Старый индеец еще раз провел рукой по угольным волосам притихшего Игната.
– Нас всех ждут великие испытания. Справимся ли мы, а, ашкий? – индеец вздохнул и, отряхнув свою хламиду от несуществующей пыли, поднялся с колен.
– При чем же здесь Игнат? – глухо спросил Даниэль.
– Ни при чем. Ты не понял. Злого духа выпустили, и он уже набирает силу. Ашкий всего лишь призма, через которую я увидел Черного Призрака. Не думай об этом охотник, все равно тебе не понять, – индеец задумался, рассматривая Даниэля. – Лучше помоги мальчику, охотник, – совсем уже тихо произнес он. – Без тебя он не справится, – добавил старый индеец и больше к ним не поворачивался, занятый созерцанием уходящего за горизонт солнца.
В тот день Седому Джонни так и не случилось больше заснуть. Он и не подозревал, что с появлением детей Скалистые горы покинут мир и тишина. Когда-то давным-давно он обрел умиротворение и спокойствие. А теперь он вдруг остро почувствовал, что его незыблемому, вековому царству благополучия совсем скоро придет конец.
***
«Глядя в прицел винтовки,
никогда не забывай посматривать за спину».
Игнат не стал тревожить дядю Денни, когда получил сообщение о постороннем движении в заповеднике. Да и с чего бы? Непонятно было, что и как. Для начала, он хотел сам удостовериться, что опасность реальная. Была еще одна причина – он хотел доказать старому егерю, что способен на самостоятельные действия. Не так уж и давно он заменил Даниэля, возглавив службу безопасности парка, и ничем значительным все еще не отличился. Честолюбие? Может и так. Хотя кто посмеет его обвинить в этом, когда он решит проблему. Звонок помощника раздался ночью, беззвучно завибрировав неоновым экраном телефона.
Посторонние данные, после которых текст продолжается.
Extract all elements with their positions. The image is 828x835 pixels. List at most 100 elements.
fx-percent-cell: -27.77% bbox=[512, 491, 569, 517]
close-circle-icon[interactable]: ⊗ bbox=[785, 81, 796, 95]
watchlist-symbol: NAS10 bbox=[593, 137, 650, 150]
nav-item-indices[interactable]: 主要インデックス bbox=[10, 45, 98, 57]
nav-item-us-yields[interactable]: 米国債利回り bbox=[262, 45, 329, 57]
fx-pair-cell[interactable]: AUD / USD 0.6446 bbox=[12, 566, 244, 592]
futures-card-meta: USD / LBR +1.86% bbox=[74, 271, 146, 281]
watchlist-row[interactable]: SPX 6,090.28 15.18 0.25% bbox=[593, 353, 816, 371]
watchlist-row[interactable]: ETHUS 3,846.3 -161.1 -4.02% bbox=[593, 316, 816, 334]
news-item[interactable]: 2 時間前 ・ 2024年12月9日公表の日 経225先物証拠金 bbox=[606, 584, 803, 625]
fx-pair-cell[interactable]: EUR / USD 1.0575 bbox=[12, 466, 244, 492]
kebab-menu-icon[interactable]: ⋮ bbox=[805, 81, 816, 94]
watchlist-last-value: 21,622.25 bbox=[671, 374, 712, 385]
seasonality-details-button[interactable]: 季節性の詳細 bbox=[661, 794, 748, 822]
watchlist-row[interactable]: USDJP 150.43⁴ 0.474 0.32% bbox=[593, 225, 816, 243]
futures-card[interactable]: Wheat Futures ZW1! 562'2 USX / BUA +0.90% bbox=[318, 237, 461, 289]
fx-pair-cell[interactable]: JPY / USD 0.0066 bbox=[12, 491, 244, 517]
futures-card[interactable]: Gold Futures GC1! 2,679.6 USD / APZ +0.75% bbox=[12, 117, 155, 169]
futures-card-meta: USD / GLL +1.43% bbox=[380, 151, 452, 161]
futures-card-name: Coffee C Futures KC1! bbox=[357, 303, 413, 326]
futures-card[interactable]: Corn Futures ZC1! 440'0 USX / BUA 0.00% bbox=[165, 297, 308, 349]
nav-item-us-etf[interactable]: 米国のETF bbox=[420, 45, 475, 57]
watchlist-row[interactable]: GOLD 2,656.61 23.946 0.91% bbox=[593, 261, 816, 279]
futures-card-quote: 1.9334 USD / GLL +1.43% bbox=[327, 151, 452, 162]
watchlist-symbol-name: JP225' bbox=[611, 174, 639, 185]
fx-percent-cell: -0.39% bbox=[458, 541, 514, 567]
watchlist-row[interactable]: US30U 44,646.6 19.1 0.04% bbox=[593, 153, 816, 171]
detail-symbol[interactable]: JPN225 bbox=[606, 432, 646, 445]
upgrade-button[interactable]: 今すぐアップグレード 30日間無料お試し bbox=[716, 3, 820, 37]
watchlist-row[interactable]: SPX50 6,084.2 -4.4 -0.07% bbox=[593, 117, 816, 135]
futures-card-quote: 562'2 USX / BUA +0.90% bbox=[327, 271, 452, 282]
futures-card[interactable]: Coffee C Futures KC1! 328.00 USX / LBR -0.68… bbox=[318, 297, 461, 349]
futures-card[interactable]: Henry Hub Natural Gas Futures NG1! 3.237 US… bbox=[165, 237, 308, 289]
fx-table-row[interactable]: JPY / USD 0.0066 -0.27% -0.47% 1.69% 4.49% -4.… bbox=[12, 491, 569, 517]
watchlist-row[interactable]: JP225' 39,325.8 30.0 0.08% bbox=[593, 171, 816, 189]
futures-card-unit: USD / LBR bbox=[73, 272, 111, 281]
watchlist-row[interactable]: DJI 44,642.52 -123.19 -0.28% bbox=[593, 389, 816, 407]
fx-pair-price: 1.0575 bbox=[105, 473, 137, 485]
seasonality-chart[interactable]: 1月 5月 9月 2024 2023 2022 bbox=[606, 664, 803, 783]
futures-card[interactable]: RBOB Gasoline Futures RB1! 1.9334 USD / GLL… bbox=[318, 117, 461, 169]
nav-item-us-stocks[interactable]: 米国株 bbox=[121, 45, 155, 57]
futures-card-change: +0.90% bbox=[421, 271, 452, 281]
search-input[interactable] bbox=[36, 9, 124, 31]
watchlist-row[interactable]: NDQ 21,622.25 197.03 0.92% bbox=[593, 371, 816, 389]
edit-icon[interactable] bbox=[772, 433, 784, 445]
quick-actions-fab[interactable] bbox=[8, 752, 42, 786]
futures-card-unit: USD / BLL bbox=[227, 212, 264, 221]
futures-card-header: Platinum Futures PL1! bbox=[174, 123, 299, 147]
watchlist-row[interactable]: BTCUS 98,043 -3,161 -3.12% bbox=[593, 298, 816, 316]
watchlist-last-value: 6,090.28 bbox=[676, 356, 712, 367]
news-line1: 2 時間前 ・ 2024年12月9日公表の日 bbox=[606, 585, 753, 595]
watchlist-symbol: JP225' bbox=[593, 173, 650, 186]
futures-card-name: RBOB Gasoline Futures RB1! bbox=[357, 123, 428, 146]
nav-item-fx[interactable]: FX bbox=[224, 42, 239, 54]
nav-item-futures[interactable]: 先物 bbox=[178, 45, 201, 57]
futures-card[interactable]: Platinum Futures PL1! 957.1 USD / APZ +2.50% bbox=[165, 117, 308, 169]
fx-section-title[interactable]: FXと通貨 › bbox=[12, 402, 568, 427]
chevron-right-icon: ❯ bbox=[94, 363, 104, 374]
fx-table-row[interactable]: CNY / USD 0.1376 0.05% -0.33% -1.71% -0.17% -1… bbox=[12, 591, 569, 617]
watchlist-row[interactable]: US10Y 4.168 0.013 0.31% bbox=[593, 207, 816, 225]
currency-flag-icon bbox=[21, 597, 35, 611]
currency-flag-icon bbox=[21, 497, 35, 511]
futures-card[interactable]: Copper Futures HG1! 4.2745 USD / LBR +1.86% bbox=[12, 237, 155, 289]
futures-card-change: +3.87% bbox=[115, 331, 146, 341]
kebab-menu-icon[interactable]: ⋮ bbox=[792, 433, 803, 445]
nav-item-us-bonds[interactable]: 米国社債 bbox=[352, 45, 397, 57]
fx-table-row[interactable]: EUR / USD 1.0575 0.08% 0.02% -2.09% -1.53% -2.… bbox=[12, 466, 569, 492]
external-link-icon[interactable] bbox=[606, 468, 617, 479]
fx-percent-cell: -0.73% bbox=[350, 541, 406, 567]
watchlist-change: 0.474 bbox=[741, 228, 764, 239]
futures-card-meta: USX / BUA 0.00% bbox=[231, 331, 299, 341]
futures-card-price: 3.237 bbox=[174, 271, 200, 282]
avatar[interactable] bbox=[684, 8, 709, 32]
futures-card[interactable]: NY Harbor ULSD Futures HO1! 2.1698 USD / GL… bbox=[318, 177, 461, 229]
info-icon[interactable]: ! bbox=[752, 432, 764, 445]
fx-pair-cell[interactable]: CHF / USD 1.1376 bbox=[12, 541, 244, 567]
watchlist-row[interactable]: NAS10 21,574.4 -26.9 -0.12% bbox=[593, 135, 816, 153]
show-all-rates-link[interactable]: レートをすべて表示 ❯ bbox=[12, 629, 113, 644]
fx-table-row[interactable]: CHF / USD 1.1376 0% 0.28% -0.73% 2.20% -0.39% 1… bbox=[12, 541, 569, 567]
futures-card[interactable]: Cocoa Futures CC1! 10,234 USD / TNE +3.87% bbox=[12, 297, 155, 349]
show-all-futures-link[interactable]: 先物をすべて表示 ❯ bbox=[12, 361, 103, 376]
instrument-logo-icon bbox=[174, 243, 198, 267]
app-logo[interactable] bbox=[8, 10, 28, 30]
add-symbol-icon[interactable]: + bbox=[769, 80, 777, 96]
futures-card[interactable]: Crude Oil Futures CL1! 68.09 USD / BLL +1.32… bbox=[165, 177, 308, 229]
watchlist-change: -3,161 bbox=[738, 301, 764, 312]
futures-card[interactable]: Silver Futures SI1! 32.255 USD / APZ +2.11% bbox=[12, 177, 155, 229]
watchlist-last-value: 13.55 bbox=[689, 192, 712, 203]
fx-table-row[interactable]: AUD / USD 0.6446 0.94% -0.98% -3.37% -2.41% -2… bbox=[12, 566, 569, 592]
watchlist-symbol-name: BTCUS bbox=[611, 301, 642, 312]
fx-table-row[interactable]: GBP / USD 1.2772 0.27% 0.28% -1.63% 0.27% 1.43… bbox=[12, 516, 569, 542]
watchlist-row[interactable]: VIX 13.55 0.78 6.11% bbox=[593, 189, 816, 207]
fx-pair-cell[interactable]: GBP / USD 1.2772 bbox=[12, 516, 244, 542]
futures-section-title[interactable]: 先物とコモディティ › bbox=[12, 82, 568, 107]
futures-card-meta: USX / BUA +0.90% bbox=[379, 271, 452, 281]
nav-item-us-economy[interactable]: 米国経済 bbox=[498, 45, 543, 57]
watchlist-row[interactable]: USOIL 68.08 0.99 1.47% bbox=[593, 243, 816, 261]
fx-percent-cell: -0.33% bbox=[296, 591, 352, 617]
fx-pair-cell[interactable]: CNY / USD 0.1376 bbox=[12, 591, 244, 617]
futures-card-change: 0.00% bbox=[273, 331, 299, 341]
Игнат осторожно выбрался из объятий сладко сопящей во сне Вики, и, наскоро собравшись, выехал в заповедник.
«А это тварь не так и глупа», – все шло так, как он и задумал. Волк уверенно шел в приготовленную для него западню, осторожно обходя сигнальные ловушки. Да, уверенность в безнаказанности своих действий – опасная штука. Игнат оторвался от винтовки и прислушался к раздавшемуся за перевалом шуму. Правее от линии прицела вспорхнули птицы. Внутри знакомо, сладко защипало чувство азарта, холодом отозвавшееся в животе. Он приник к оптике и развернулся вместе с винтовкой в сторону ручья. «Извини парень, но здесь моя земля». Знакомо защипало на подушечках пальцев. Рассвет приближался, заливая восток небо багровыми цветами.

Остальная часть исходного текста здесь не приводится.